Le operazioni di respingimento dei migranti ad opera delle forze dell'ordine violano - come ha ribadito qualche settimana fa il Segretario Generale dell'ONU e il responsabile UNHCR per l'Italia - il divieto di refoulement (art. 33) e la stessa legge sull'immigrazione (diritto di richiedere asilo politico). Infatti un respingimento incondizionato dei barconi dei disperati, oltre che verso paesi in cui vengono chiaramente violati i diritti umani (come la Libia), non permette alle autorità di conoscere chi e perché cerca di entrare nel territorio dell'Unione. E impedisce di porre un discrimine netto tra l'immigrazione di soggetti dediti ad attività criminali e soggetti in fuga dalla violenza.
Per i richiedenti asilo si pone, inoltre, il problema dell'accoglienza e del contatto costante con gli uffici del ministero dell'interno. Trovare un domicilio, un sostentamento e curare la propria pratica per la richiesta dell'asilo sono problemi concreti che richiederebbero un intervento dello stato più strutturato.

Ma nonostante gli sforzi compiuti dalle cosiddette reti locali, risalta la debolezza della politica delle migrazioni in Italia. Tra il melting pot americano e l'assimilation francese l'Italia sembra aver scelto, fin da principio, una politica di trattamento burocratico dei migranti, delegando l'integrazione alla scuola, alla TV e alle reti di associazioni. Ciò vale per i migranti in senso lato, ma pesa soprattutto per i richiedenti asilo, verso i quali lo Stato ha assunto precisi impegni internazionali che invitano gli stati ad attuare una integrazione sostanziale dei rifugiati.

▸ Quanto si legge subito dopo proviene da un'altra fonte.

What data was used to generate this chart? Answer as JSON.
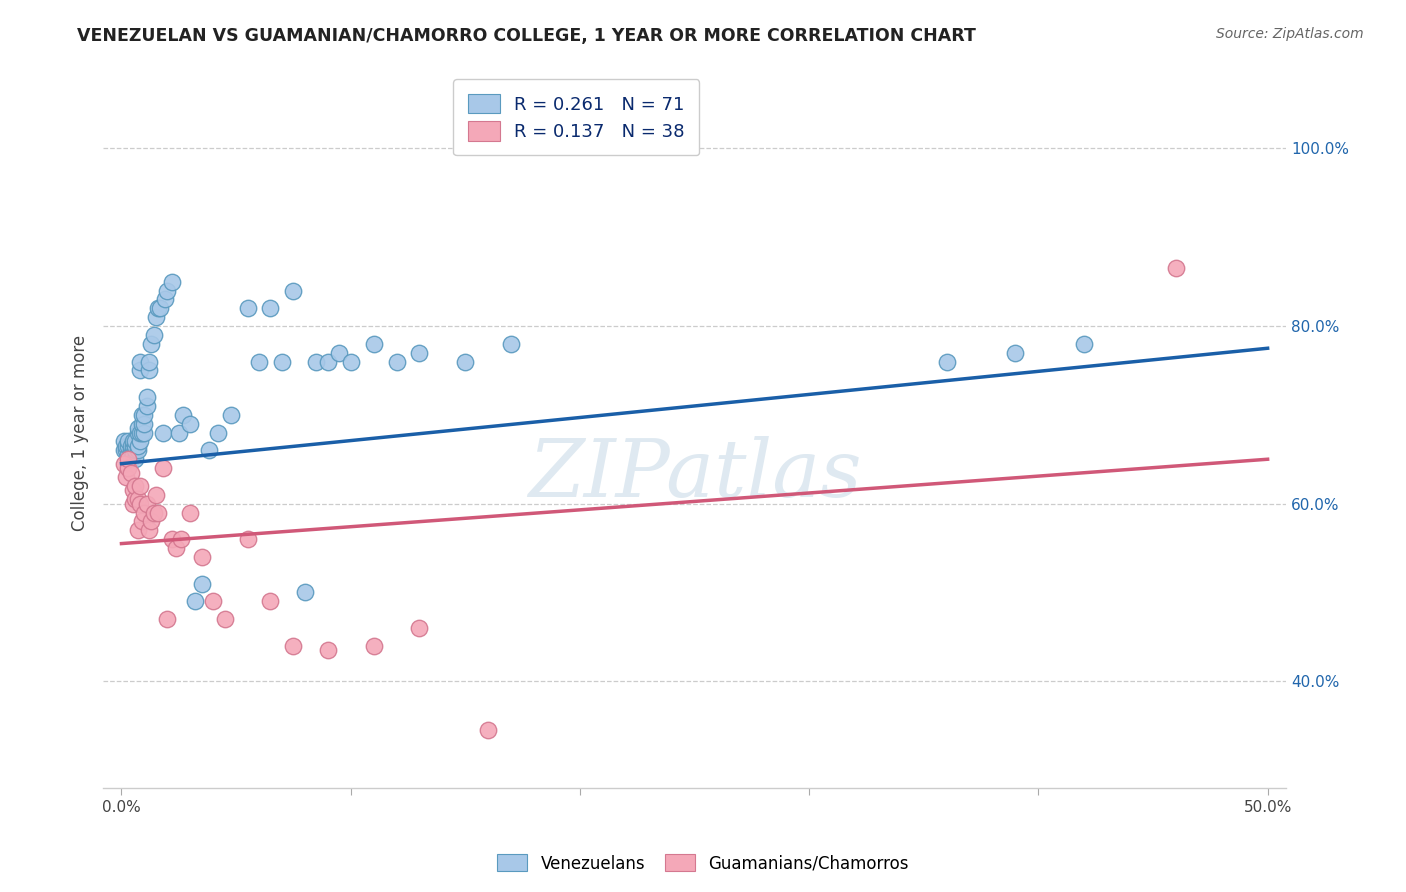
{
  "title": "VENEZUELAN VS GUAMANIAN/CHAMORRO COLLEGE, 1 YEAR OR MORE CORRELATION CHART",
  "source": "Source: ZipAtlas.com",
  "xlabel_ticks": [
    "0.0%",
    "",
    "",
    "",
    "",
    "50.0%"
  ],
  "xlabel_vals": [
    0.0,
    0.1,
    0.2,
    0.3,
    0.4,
    0.5
  ],
  "ylabel_label": "College, 1 year or more",
  "ylabel_ticks_right_labels": [
    "40.0%",
    "60.0%",
    "80.0%",
    "100.0%"
  ],
  "ylabel_vals_right": [
    0.4,
    0.6,
    0.8,
    1.0
  ],
  "xlim": [
    -0.008,
    0.508
  ],
  "ylim": [
    0.28,
    1.08
  ],
  "watermark": "ZIPatlas",
  "legend_blue_R": "R = 0.261",
  "legend_blue_N": "N = 71",
  "legend_pink_R": "R = 0.137",
  "legend_pink_N": "N = 38",
  "blue_scatter_color": "#a8c8e8",
  "blue_scatter_edge": "#5a9abf",
  "pink_scatter_color": "#f4a8b8",
  "pink_scatter_edge": "#d47890",
  "blue_line_color": "#1a5fa8",
  "pink_line_color": "#d05878",
  "venezuelans_x": [
    0.001,
    0.001,
    0.002,
    0.002,
    0.003,
    0.003,
    0.003,
    0.004,
    0.004,
    0.004,
    0.005,
    0.005,
    0.005,
    0.005,
    0.006,
    0.006,
    0.006,
    0.006,
    0.007,
    0.007,
    0.007,
    0.007,
    0.008,
    0.008,
    0.008,
    0.008,
    0.009,
    0.009,
    0.009,
    0.01,
    0.01,
    0.01,
    0.011,
    0.011,
    0.012,
    0.012,
    0.013,
    0.014,
    0.015,
    0.016,
    0.017,
    0.018,
    0.019,
    0.02,
    0.022,
    0.025,
    0.027,
    0.03,
    0.032,
    0.035,
    0.038,
    0.042,
    0.048,
    0.055,
    0.06,
    0.065,
    0.07,
    0.075,
    0.08,
    0.085,
    0.09,
    0.095,
    0.1,
    0.11,
    0.12,
    0.13,
    0.15,
    0.17,
    0.36,
    0.39,
    0.42
  ],
  "venezuelans_y": [
    0.66,
    0.67,
    0.66,
    0.665,
    0.655,
    0.665,
    0.67,
    0.66,
    0.65,
    0.665,
    0.66,
    0.655,
    0.665,
    0.67,
    0.65,
    0.66,
    0.665,
    0.67,
    0.66,
    0.665,
    0.68,
    0.685,
    0.67,
    0.68,
    0.75,
    0.76,
    0.68,
    0.69,
    0.7,
    0.68,
    0.69,
    0.7,
    0.71,
    0.72,
    0.75,
    0.76,
    0.78,
    0.79,
    0.81,
    0.82,
    0.82,
    0.68,
    0.83,
    0.84,
    0.85,
    0.68,
    0.7,
    0.69,
    0.49,
    0.51,
    0.66,
    0.68,
    0.7,
    0.82,
    0.76,
    0.82,
    0.76,
    0.84,
    0.5,
    0.76,
    0.76,
    0.77,
    0.76,
    0.78,
    0.76,
    0.77,
    0.76,
    0.78,
    0.76,
    0.77,
    0.78
  ],
  "chamorros_x": [
    0.001,
    0.002,
    0.003,
    0.003,
    0.004,
    0.005,
    0.005,
    0.006,
    0.006,
    0.007,
    0.007,
    0.008,
    0.008,
    0.009,
    0.01,
    0.011,
    0.012,
    0.013,
    0.014,
    0.015,
    0.016,
    0.018,
    0.02,
    0.022,
    0.024,
    0.026,
    0.03,
    0.035,
    0.04,
    0.045,
    0.055,
    0.065,
    0.075,
    0.09,
    0.11,
    0.13,
    0.16,
    0.46
  ],
  "chamorros_y": [
    0.645,
    0.63,
    0.64,
    0.65,
    0.635,
    0.6,
    0.615,
    0.605,
    0.62,
    0.605,
    0.57,
    0.6,
    0.62,
    0.58,
    0.59,
    0.6,
    0.57,
    0.58,
    0.59,
    0.61,
    0.59,
    0.64,
    0.47,
    0.56,
    0.55,
    0.56,
    0.59,
    0.54,
    0.49,
    0.47,
    0.56,
    0.49,
    0.44,
    0.435,
    0.44,
    0.46,
    0.345,
    0.865
  ],
  "blue_line_x0": 0.0,
  "blue_line_y0": 0.645,
  "blue_line_x1": 0.5,
  "blue_line_y1": 0.775,
  "pink_line_x0": 0.0,
  "pink_line_y0": 0.555,
  "pink_line_x1": 0.5,
  "pink_line_y1": 0.65
}
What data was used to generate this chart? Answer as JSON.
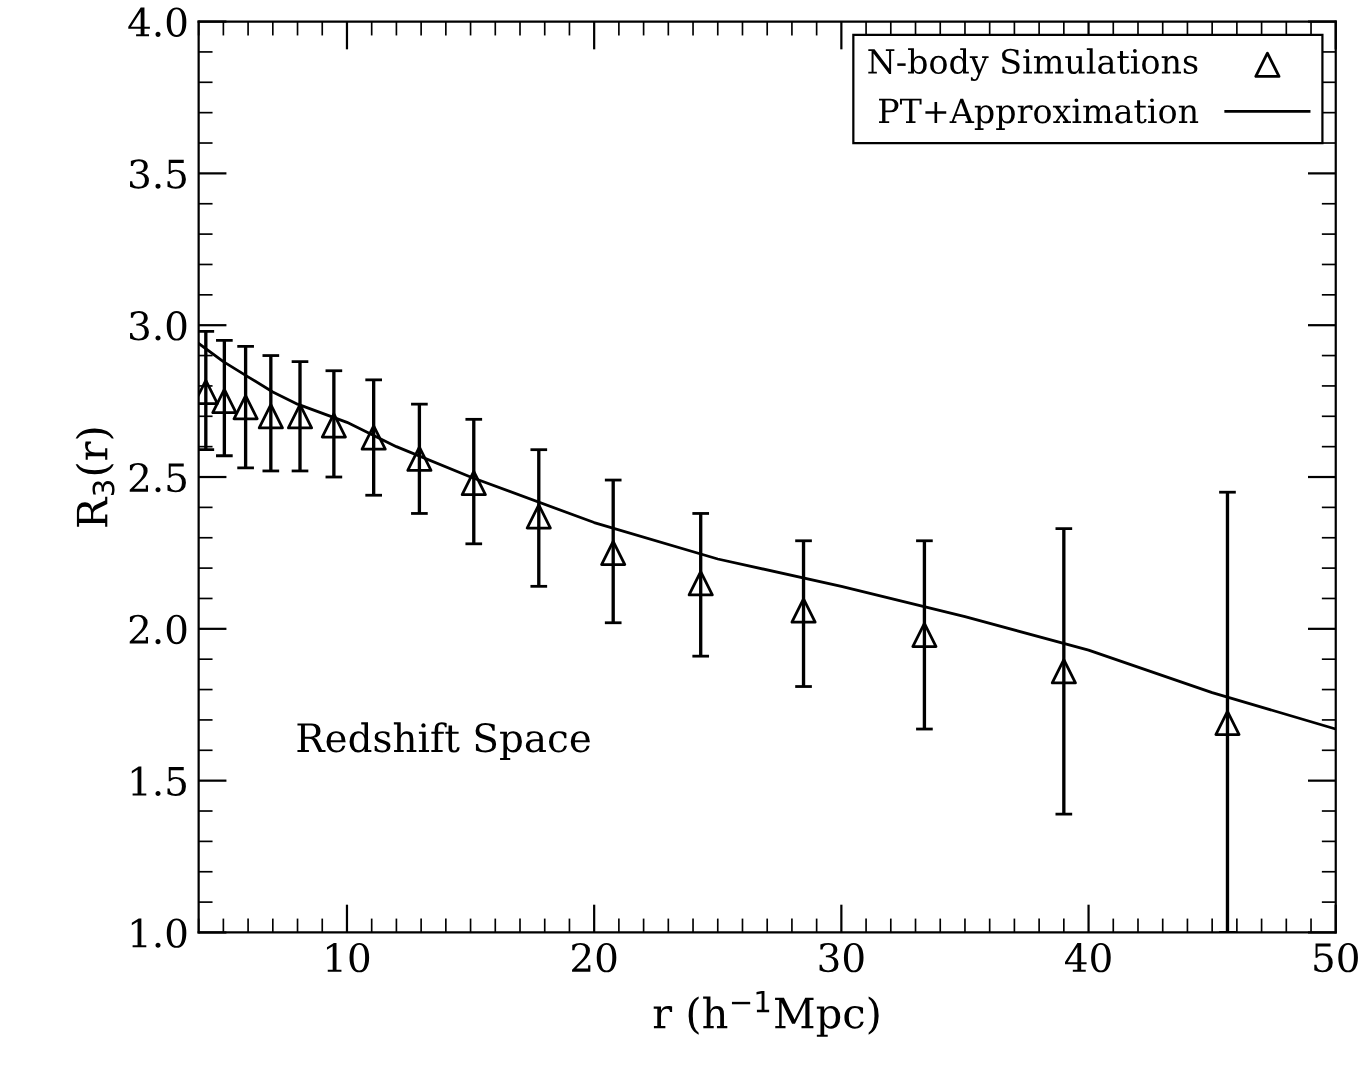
{
  "chart_data": {
    "type": "scatter",
    "xlabel": "r (h$^{−1}$Mpc)",
    "ylabel": "R$_{3}$(r)",
    "xlim": [
      4,
      50
    ],
    "ylim": [
      1,
      4
    ],
    "xticks": [
      10,
      20,
      30,
      40,
      50,
      {
        "value": 4,
        "label": null
      },
      {
        "value": 5,
        "label": null
      },
      {
        "value": 6,
        "label": null
      },
      {
        "value": 7,
        "label": null
      },
      {
        "value": 8,
        "label": null
      },
      {
        "value": 9,
        "label": null
      },
      {
        "value": 11,
        "label": null
      },
      {
        "value": 12,
        "label": null
      },
      {
        "value": 13,
        "label": null
      },
      {
        "value": 14,
        "label": null
      },
      {
        "value": 15,
        "label": null
      },
      {
        "value": 16,
        "label": null
      },
      {
        "value": 17,
        "label": null
      },
      {
        "value": 18,
        "label": null
      },
      {
        "value": 19,
        "label": null
      },
      {
        "value": 21,
        "label": null
      },
      {
        "value": 22,
        "label": null
      },
      {
        "value": 23,
        "label": null
      },
      {
        "value": 24,
        "label": null
      },
      {
        "value": 25,
        "label": null
      },
      {
        "value": 26,
        "label": null
      },
      {
        "value": 27,
        "label": null
      },
      {
        "value": 28,
        "label": null
      },
      {
        "value": 29,
        "label": null
      },
      {
        "value": 31,
        "label": null
      },
      {
        "value": 32,
        "label": null
      },
      {
        "value": 33,
        "label": null
      },
      {
        "value": 34,
        "label": null
      },
      {
        "value": 35,
        "label": null
      },
      {
        "value": 36,
        "label": null
      },
      {
        "value": 37,
        "label": null
      },
      {
        "value": 38,
        "label": null
      },
      {
        "value": 39,
        "label": null
      },
      {
        "value": 41,
        "label": null
      },
      {
        "value": 42,
        "label": null
      },
      {
        "value": 43,
        "label": null
      },
      {
        "value": 44,
        "label": null
      },
      {
        "value": 45,
        "label": null
      },
      {
        "value": 46,
        "label": null
      },
      {
        "value": 47,
        "label": null
      },
      {
        "value": 48,
        "label": null
      },
      {
        "value": 49,
        "label": null
      }
    ],
    "yticks": [
      {
        "value": 1.0,
        "label": "1.0"
      },
      1.5,
      {
        "value": 2.0,
        "label": "2.0"
      },
      2.5,
      {
        "value": 3.0,
        "label": "3.0"
      },
      3.5,
      {
        "value": 4.0,
        "label": "4.0"
      },
      {
        "value": 1.1,
        "label": null
      },
      {
        "value": 1.2,
        "label": null
      },
      {
        "value": 1.3,
        "label": null
      },
      {
        "value": 1.4,
        "label": null
      },
      {
        "value": 1.6,
        "label": null
      },
      {
        "value": 1.7,
        "label": null
      },
      {
        "value": 1.8,
        "label": null
      },
      {
        "value": 1.9,
        "label": null
      },
      {
        "value": 2.1,
        "label": null
      },
      {
        "value": 2.2,
        "label": null
      },
      {
        "value": 2.3,
        "label": null
      },
      {
        "value": 2.4,
        "label": null
      },
      {
        "value": 2.6,
        "label": null
      },
      {
        "value": 2.7,
        "label": null
      },
      {
        "value": 2.8,
        "label": null
      },
      {
        "value": 2.9,
        "label": null
      },
      {
        "value": 3.1,
        "label": null
      },
      {
        "value": 3.2,
        "label": null
      },
      {
        "value": 3.3,
        "label": null
      },
      {
        "value": 3.4,
        "label": null
      },
      {
        "value": 3.6,
        "label": null
      },
      {
        "value": 3.7,
        "label": null
      },
      {
        "value": 3.8,
        "label": null
      },
      {
        "value": 3.9,
        "label": null
      }
    ],
    "grid": false,
    "legend": "top right",
    "annotations": [
      "Redshift Space"
    ],
    "series": [
      {
        "name": "N-body Simulations",
        "marker": "triangle",
        "color": "#000000",
        "x": [
          4.29,
          5.04,
          5.9,
          6.92,
          8.1,
          9.47,
          11.08,
          12.93,
          15.13,
          17.76,
          20.77,
          24.31,
          28.47,
          33.36,
          39.0,
          45.62
        ],
        "values": [
          2.78,
          2.75,
          2.73,
          2.7,
          2.7,
          2.67,
          2.63,
          2.56,
          2.48,
          2.37,
          2.25,
          2.15,
          2.06,
          1.98,
          1.86,
          1.69
        ],
        "errors": [
          [
            2.59,
            2.98
          ],
          [
            2.57,
            2.95
          ],
          [
            2.53,
            2.93
          ],
          [
            2.52,
            2.9
          ],
          [
            2.52,
            2.88
          ],
          [
            2.5,
            2.85
          ],
          [
            2.44,
            2.82
          ],
          [
            2.38,
            2.74
          ],
          [
            2.28,
            2.69
          ],
          [
            2.14,
            2.59
          ],
          [
            2.02,
            2.49
          ],
          [
            1.91,
            2.38
          ],
          [
            1.81,
            2.29
          ],
          [
            1.67,
            2.29
          ],
          [
            1.39,
            2.33
          ],
          [
            1.0,
            2.45
          ]
        ]
      },
      {
        "name": "PT+Approximation",
        "type": "line",
        "line_style": "solid",
        "marker": "none",
        "color": "#000000",
        "x": [
          4,
          5,
          6,
          7,
          8,
          10,
          12,
          15,
          20,
          25,
          30,
          35,
          40,
          45,
          50
        ],
        "values": [
          2.94,
          2.88,
          2.83,
          2.78,
          2.74,
          2.68,
          2.6,
          2.5,
          2.35,
          2.23,
          2.14,
          2.04,
          1.93,
          1.79,
          1.67
        ]
      }
    ]
  }
}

La Convenzione è ancora applicabile grazie al suo impianto in grado di prevedere diritti e doveri specifici ed elementari per i richiedenti asilo. Tuttavia andrebbe avviata una fase di riflessione e d'aggiornamento: se nel 1951 le principali cause di violenza sui cittadini provenivano dagli stati e dai loro apparati, oggi per effetto della globalizzazione e del cambiamento climatico ci si dovrebbe chiedere se ci sono altri fenomeni che possono o meno conferire il diritto di richiedere asilo presso altri paesi. Chernobyl, o Katrina, la violenza dei cartelli della coca colombiani, o delle bande della mafia russa, il lavoro minorile nel sud-est asiatico o i disastri ecologici imputabili alle multinazionali: questi fenomeni possono essere considerate “giustificati timori di persecuzione”, come recita la Convenzione? Un maggiore sforzo nella cooperazione internazionale potrebbe già costituire un impegno a rimuovere le cause che spingono all'esodo migliaia di uomini dai vari Sud del mondo.

Ma non ci è dato sapere se questo governo abbia letto la Convenzione di Ginevra.